En l’état actuel du paysage politique togolais, c’est véritablement un geste de décrispation politique qui serait fondateur d’un nouvel horizon. En effet, appeler Jean-Pierre Fabre et introduire une nouvelle perspective de solution politique et de délibération reste toujours une nécessité. Par la suite seulement, un groupe de travail ou une commission sous l’autorité d’une personne de grande envergure politique servira de cadre à une écoute formelle des uns et des autres, dans un délai raisonnable, pour ensuite faire rapport public, transparent et indépendant assorti de recommandations. Il est réellement temps d’agir pour débloquer le Togo, réinitialiser le Togo, redémarrer définitivement le Togo.

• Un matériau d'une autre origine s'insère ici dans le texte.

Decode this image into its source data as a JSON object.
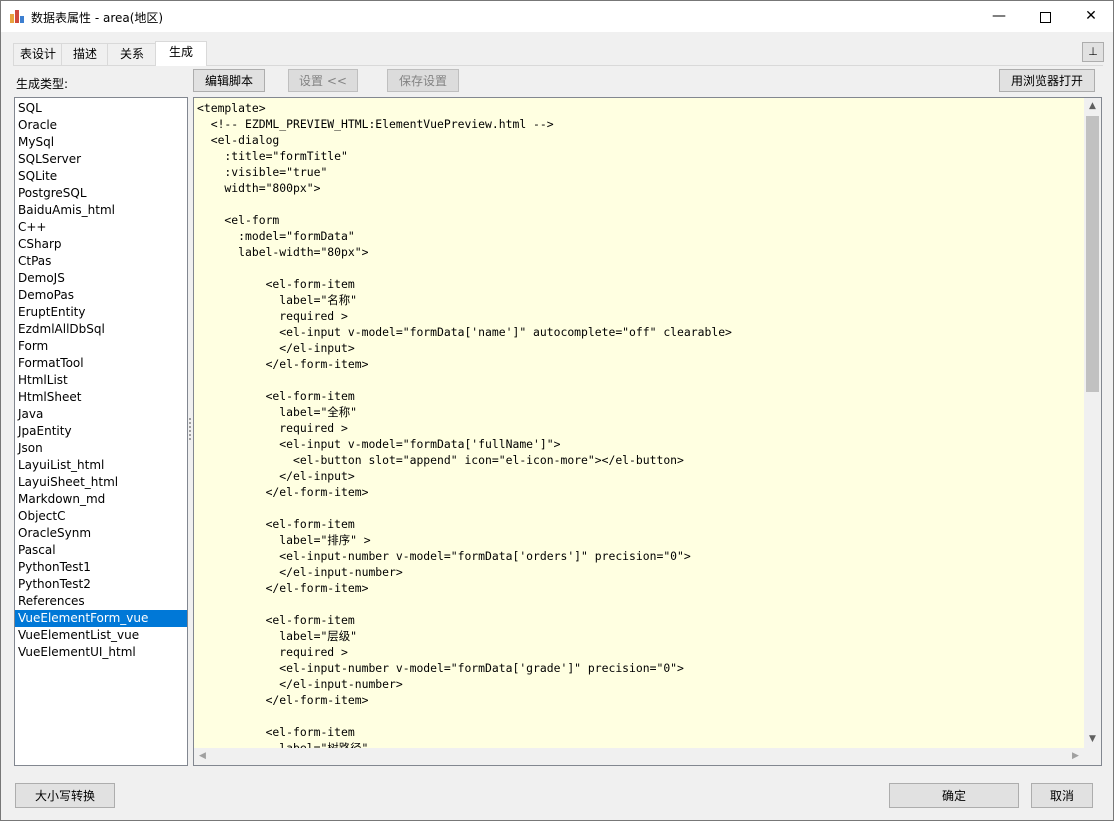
{
  "window": {
    "title": "数据表属性 - area(地区)",
    "min_glyph": "—",
    "close_glyph": "✕"
  },
  "tabs": [
    {
      "label": "表设计",
      "active": false
    },
    {
      "label": "描述",
      "active": false
    },
    {
      "label": "关系",
      "active": false
    },
    {
      "label": "生成",
      "active": true
    }
  ],
  "pin_glyph": "⊥",
  "toolbar": {
    "gen_type_label": "生成类型:",
    "edit_script": "编辑脚本",
    "settings": "设置 <<",
    "save_settings": "保存设置",
    "open_browser": "用浏览器打开"
  },
  "gen_types": [
    "SQL",
    "Oracle",
    "MySql",
    "SQLServer",
    "SQLite",
    "PostgreSQL",
    "BaiduAmis_html",
    "C++",
    "CSharp",
    "CtPas",
    "DemoJS",
    "DemoPas",
    "EruptEntity",
    "EzdmlAllDbSql",
    "Form",
    "FormatTool",
    "HtmlList",
    "HtmlSheet",
    "Java",
    "JpaEntity",
    "Json",
    "LayuiList_html",
    "LayuiSheet_html",
    "Markdown_md",
    "ObjectC",
    "OracleSynm",
    "Pascal",
    "PythonTest1",
    "PythonTest2",
    "References",
    "VueElementForm_vue",
    "VueElementList_vue",
    "VueElementUI_html"
  ],
  "selected_type": "VueElementForm_vue",
  "code": "<template>\n  <!-- EZDML_PREVIEW_HTML:ElementVuePreview.html -->\n  <el-dialog\n    :title=\"formTitle\"\n    :visible=\"true\"\n    width=\"800px\">\n\n    <el-form\n      :model=\"formData\"\n      label-width=\"80px\">\n\n          <el-form-item\n            label=\"名称\"\n            required >\n            <el-input v-model=\"formData['name']\" autocomplete=\"off\" clearable>\n            </el-input>\n          </el-form-item>\n\n          <el-form-item\n            label=\"全称\"\n            required >\n            <el-input v-model=\"formData['fullName']\">\n              <el-button slot=\"append\" icon=\"el-icon-more\"></el-button>\n            </el-input>\n          </el-form-item>\n\n          <el-form-item\n            label=\"排序\" >\n            <el-input-number v-model=\"formData['orders']\" precision=\"0\">\n            </el-input-number>\n          </el-form-item>\n\n          <el-form-item\n            label=\"层级\"\n            required >\n            <el-input-number v-model=\"formData['grade']\" precision=\"0\">\n            </el-input-number>\n          </el-form-item>\n\n          <el-form-item\n            label=\"树路径\"",
  "scroll": {
    "up": "▲",
    "down": "▼",
    "left": "◀",
    "right": "▶"
  },
  "footer": {
    "case_convert": "大小写转换",
    "ok": "确定",
    "cancel": "取消"
  }
}
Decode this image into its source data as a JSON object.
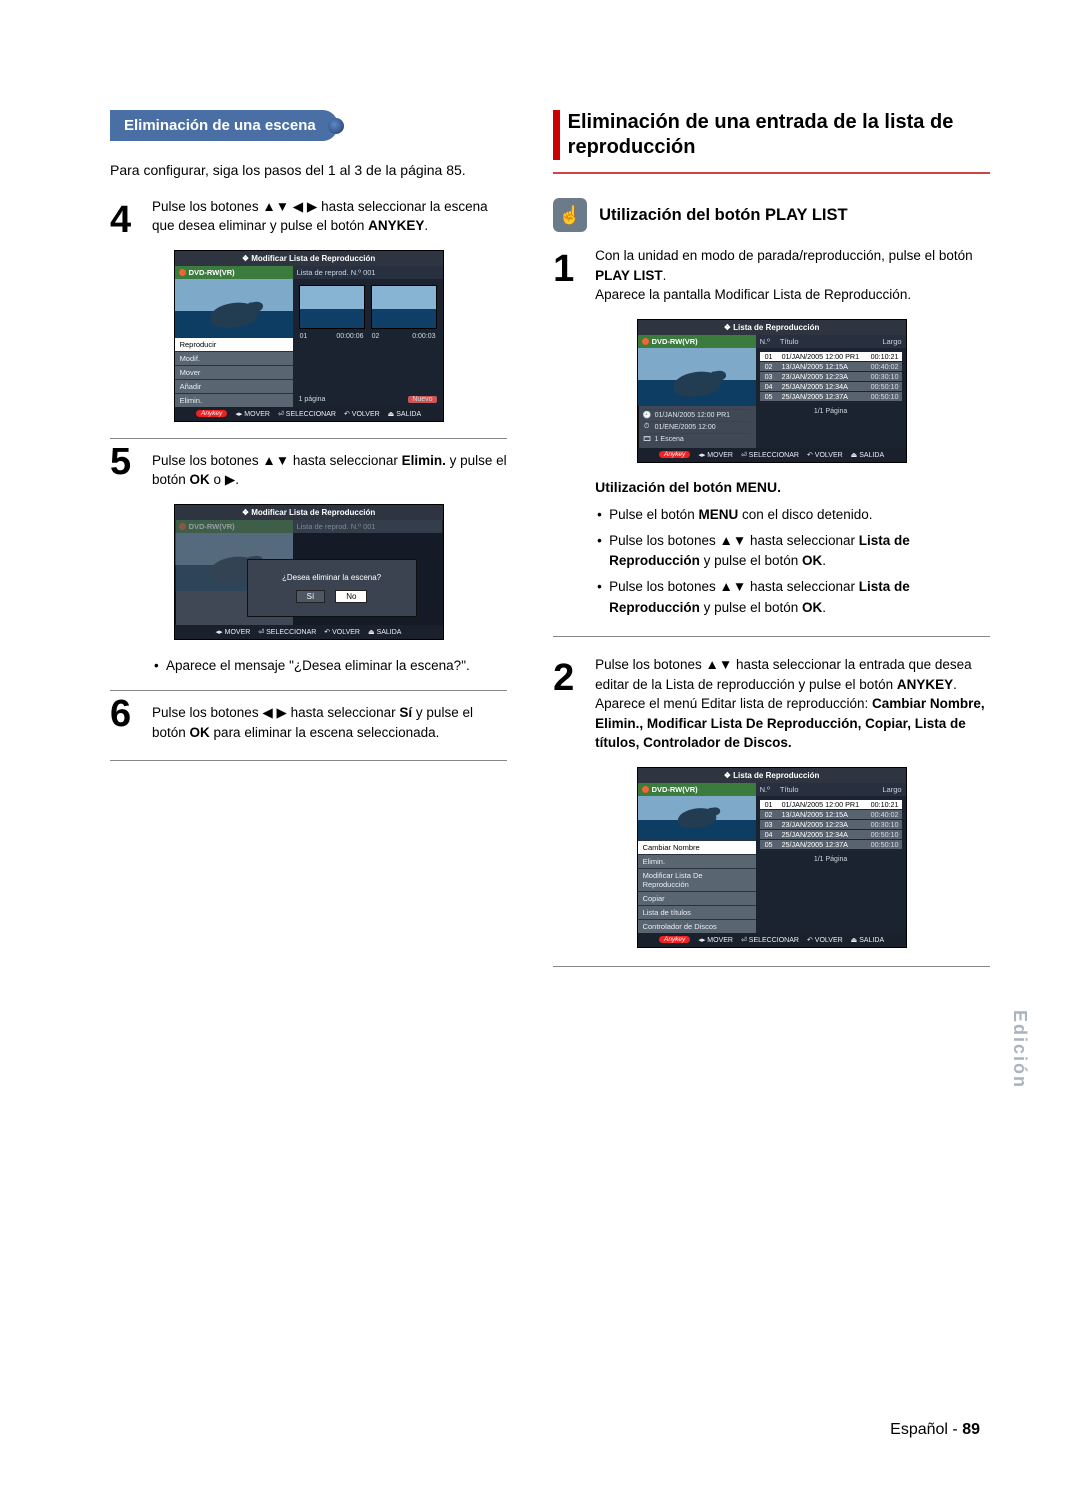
{
  "left": {
    "pill": "Eliminación de una escena",
    "intro": "Para configurar, siga los pasos del 1 al 3 de la página 85.",
    "step4": {
      "num": "4",
      "text_a": "Pulse los botones ",
      "arrows4": "▲▼ ◀ ▶",
      "text_b": " hasta seleccionar la escena que desea eliminar y pulse el botón ",
      "anykey": "ANYKEY",
      "text_c": "."
    },
    "osd1": {
      "title": "Modificar Lista de Reproducción",
      "hdr_left": "DVD-RW(VR)",
      "hdr_right": "Lista de reprod. N.º 001",
      "menu": [
        "Reproducir",
        "Modif.",
        "Mover",
        "Añadir",
        "Elimin."
      ],
      "thumb1_n": "01",
      "thumb1_t": "00:00:06",
      "thumb2_n": "02",
      "thumb2_t": "0:00:03",
      "pager": "1 página",
      "nuevo": "Nuevo",
      "footer": {
        "anykey": "Anykey",
        "mover": "MOVER",
        "sel": "SELECCIONAR",
        "vol": "VOLVER",
        "sal": "SALIDA"
      }
    },
    "step5": {
      "num": "5",
      "text_a": "Pulse los botones ",
      "arrows2": "▲▼",
      "text_b": " hasta seleccionar ",
      "elim": "Elimin.",
      "text_c": " y pulse el botón ",
      "ok": "OK",
      "text_d": " o ",
      "play": "▶",
      "text_e": "."
    },
    "osd2": {
      "title": "Modificar Lista de Reproducción",
      "hdr_left": "DVD-RW(VR)",
      "hdr_right": "Lista de reprod. N.º 001",
      "question": "¿Desea eliminar la escena?",
      "yes": "Sí",
      "no": "No",
      "footer": {
        "mover": "MOVER",
        "sel": "SELECCIONAR",
        "vol": "VOLVER",
        "sal": "SALIDA"
      }
    },
    "bullet1": "Aparece el mensaje \"¿Desea eliminar la escena?\".",
    "step6": {
      "num": "6",
      "text_a": "Pulse los botones ",
      "arrowsLR": "◀ ▶",
      "text_b": " hasta seleccionar ",
      "si": "Sí",
      "text_c": " y pulse el botón ",
      "ok": "OK",
      "text_d": " para eliminar la escena seleccionada."
    }
  },
  "right": {
    "heading": "Eliminación de una entrada de la lista de reproducción",
    "sub": "Utilización del botón PLAY LIST",
    "step1": {
      "num": "1",
      "text_a": "Con la unidad en modo de parada/reproducción, pulse el botón ",
      "pl": "PLAY LIST",
      "text_b": ".",
      "text_c": "Aparece la pantalla Modificar Lista de Reproducción."
    },
    "osd3": {
      "title": "Lista de Reproducción",
      "hdr_left": "DVD-RW(VR)",
      "cols": {
        "n": "N.º",
        "t": "Título",
        "l": "Largo"
      },
      "rows": [
        {
          "n": "01",
          "t": "01/JAN/2005 12:00 PR1",
          "l": "00:10:21",
          "sel": true
        },
        {
          "n": "02",
          "t": "13/JAN/2005 12:15A",
          "l": "00:40:02"
        },
        {
          "n": "03",
          "t": "23/JAN/2005 12:23A",
          "l": "00:30:10"
        },
        {
          "n": "04",
          "t": "25/JAN/2005 12:34A",
          "l": "00:50:10"
        },
        {
          "n": "05",
          "t": "25/JAN/2005 12:37A",
          "l": "00:50:10"
        }
      ],
      "info": [
        "01/JAN/2005 12:00 PR1",
        "01/ENE/2005 12:00",
        "1 Escena"
      ],
      "pager": "1/1 Página",
      "footer": {
        "anykey": "Anykey",
        "mover": "MOVER",
        "sel": "SELECCIONAR",
        "vol": "VOLVER",
        "sal": "SALIDA"
      }
    },
    "menu_sub": "Utilización del botón MENU.",
    "mbul1_a": "Pulse el botón ",
    "mbul1_b": "MENU",
    "mbul1_c": " con el disco detenido.",
    "mbul2_a": "Pulse los botones ",
    "mbul2_arrows": "▲▼",
    "mbul2_b": " hasta seleccionar ",
    "mbul2_c": "Lista de Reproducción",
    "mbul2_d": " y pulse el botón ",
    "mbul2_e": "OK",
    "mbul2_f": ".",
    "mbul3_a": "Pulse los botones ",
    "mbul3_arrows": "▲▼",
    "mbul3_b": " hasta seleccionar ",
    "mbul3_c": "Lista de Reproducción",
    "mbul3_d": " y pulse el botón ",
    "mbul3_e": "OK",
    "mbul3_f": ".",
    "step2": {
      "num": "2",
      "text_a": "Pulse los botones ",
      "arrows2": "▲▼",
      "text_b": " hasta seleccionar la entrada que desea editar de la Lista de reproducción y pulse el botón ",
      "anykey": "ANYKEY",
      "text_c": ".",
      "text_d": "Aparece el menú Editar lista de reproducción: ",
      "bold_list": "Cambiar Nombre, Elimin., Modificar Lista De Reproducción, Copiar, Lista de títulos, Controlador de Discos."
    },
    "osd4": {
      "title": "Lista de Reproducción",
      "hdr_left": "DVD-RW(VR)",
      "cols": {
        "n": "N.º",
        "t": "Título",
        "l": "Largo"
      },
      "menu": [
        "Cambiar Nombre",
        "Elimin.",
        "Modificar Lista De Reproducción",
        "Copiar",
        "Lista de títulos",
        "Controlador de Discos"
      ],
      "rows": [
        {
          "n": "01",
          "t": "01/JAN/2005 12:00 PR1",
          "l": "00:10:21",
          "sel": true
        },
        {
          "n": "02",
          "t": "13/JAN/2005 12:15A",
          "l": "00:40:02"
        },
        {
          "n": "03",
          "t": "23/JAN/2005 12:23A",
          "l": "00:30:10"
        },
        {
          "n": "04",
          "t": "25/JAN/2005 12:34A",
          "l": "00:50:10"
        },
        {
          "n": "05",
          "t": "25/JAN/2005 12:37A",
          "l": "00:50:10"
        }
      ],
      "pager": "1/1 Página",
      "footer": {
        "anykey": "Anykey",
        "mover": "MOVER",
        "sel": "SELECCIONAR",
        "vol": "VOLVER",
        "sal": "SALIDA"
      }
    }
  },
  "side_tab": "Edición",
  "footer_lang": "Español - ",
  "footer_page": "89"
}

L’inaction politique coute cher au Togo; la tromperie politique et l’absence de bonne foi aussi. C’est à cela que s’apparente clairement le bilan politique après toutes ces dernières intempéries dont le rapprochement Faure Gnassingbé – Gilchrist Olympio; une véritable diversion qu’aucun Togolais n’a trouvé drôle jusqu’à maintenant ni réparatrice du structurel déficit démocratique et dialogique qui caractérise le pays. La question du Togo, sa problématique, ne saurait être individualisée ou confisquée pour prétendre répondre aux besoins de tous les autres citoyens.

Mieux que quiconque, Faure Gnassingbé sait qu’il est loin du compte politique et n’a pas encore tenu sa promesse de réconciliation vis-à-vis des Togolaises et des Togolais. C’est désormais l’urgence de maintenant qui prévaut, et le Togo se doit de remplir cette obligation historique : forcer le coffre-fort des égoïsmes de tous les acteurs politiques et changer fondamentalement le destin du Togo.

Le vrai Togo attend au bout des pas de chacun, au bout des responsabilités partagées du nouveau camp présidentiel et d’une opposition nouvelle refondée. Après tant de revers communs, tant de déceptions nationales et tant d’indifférences internationales, après tant de gaz lacrymogène, après tant de courses poursuites et d’arrestations, après tant de jets de pierres et de sable, après tant de prières et de marches, après tant de procès et de condamnations, après tant d’accords et de décrets, il faut bien que nous guidions nos propres pas vers un processus collectif d’apprentissage qui rendrait possible le vivre-ensemble démocratique au Togo. Nous le ferons en réinventant notre propre diplomatie, celle de la décrispation avec nos véritables adversaires politiques, ceux et celles que l’on ne choisit pas toujours, et que le seul souci d’un autre Togo recommande fortement. Pourvu que la bonne foi y soit cette fois-ci!